4. Unerwünschte Auswirkungen Die Meinung, daß kastrierte Hunde zwangsläufig dick werden, ist falsch. Junge Hündinnen, die vor oder nach der ersten Läufigkeit kastriert werden, verändern ihr Verhalten und ihre Freßlust nicht. Ältere Hündinnen und Rüden verlieren ihre hormonell gesteuerte Aktivität (Suche nach einem Geschlechtspartner) und zeigen ein vermehrtes Interesse für die Futteraufnahme. Wenn der Besitzer dem verstärkten Betteln des Tieres nachgibt, wird der Hund übergewichtig und seine Aktivität läßt weiter nach (dicke Hunde bewegen sich weniger). Dann ergibt sich ein Teufelskreislauf, der schwer und nur durch konsequente Diät zu durchbrechen ist. Wenn also das Tier die gleiche Futtermenge wie vor der Kastration oder der Bewegung angepaßte reduzierte Futtermenge erhält, wird es nicht zunehmen und seine gewohnte Aktivität beibehalten.
Bei Hunden mit weichem langen Deckhaar (z.B. Langhaarteckel) wird manchmal nach der Operation das Fell weicher und flauschiger. Bei drahthaarigen Hunden verbessert sich eher die Fellqualität.
Bei Hunderassen, die von Natur aus eher zu Harnträufeln (Inkontinenz) neigen (große Rassen), und mit höherem Lebensalter steigt das Risiko nach der Kastration an. Dieses läßt sich jedoch gut durch Medikamente beherrschen. Nachteilig ist jedoch, daß sie ständig gegeben werden müssen, sie sind aber nicht schädlich.
Eine sehr frühzeitige Kastration vor der Geschlechtsreife führt bei manchen Hunden zu einem lebenslangen kindlich verspielten Wesen, was vom Besitzer nicht immer als nachteilig gesehen wird. Manchmal werden diese Hunde auch langbeiniger.
Einige kastrierte Rüden werden von anderen Rüden offensichtlich für eine Hündin gehalten. Ein Bespringen ist jedoch erniedrigend für den Hund und sollte unterbunden werden.
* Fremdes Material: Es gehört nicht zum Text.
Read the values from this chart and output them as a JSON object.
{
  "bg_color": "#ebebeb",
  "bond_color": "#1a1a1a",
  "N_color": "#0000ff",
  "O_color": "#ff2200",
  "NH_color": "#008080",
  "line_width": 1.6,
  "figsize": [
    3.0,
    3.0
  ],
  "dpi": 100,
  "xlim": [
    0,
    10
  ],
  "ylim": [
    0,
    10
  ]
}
5. Die Operation Die Kastration ist für einen geübten Chirurgen ein leichter Eigriff. Die modernen Narkoseverfahren und die Überwachungsmöglichkeiten während der Operation haben die Komplikationsrate bei gesunden Tieren fast gegen null bewegt. Das Operationsrisiko bei der Kastration einer jungen gesunden Hündin ist wesentlich kleiner als bei einer älteren an Pyometra erkrankter. Nachteilig für den Tierbesitzer ist natürlich der Kostenfaktor. Bei Preisvergleichen sollten sie jedoch beachten, daß eine höhere Sicherheit für ihr Tier (Narkosemanagement) und eine hohe Qualität der Operation ihren Preis hat und die Nachsorge (Kontrolle, Fäden entfernen) enthalten sein sollte.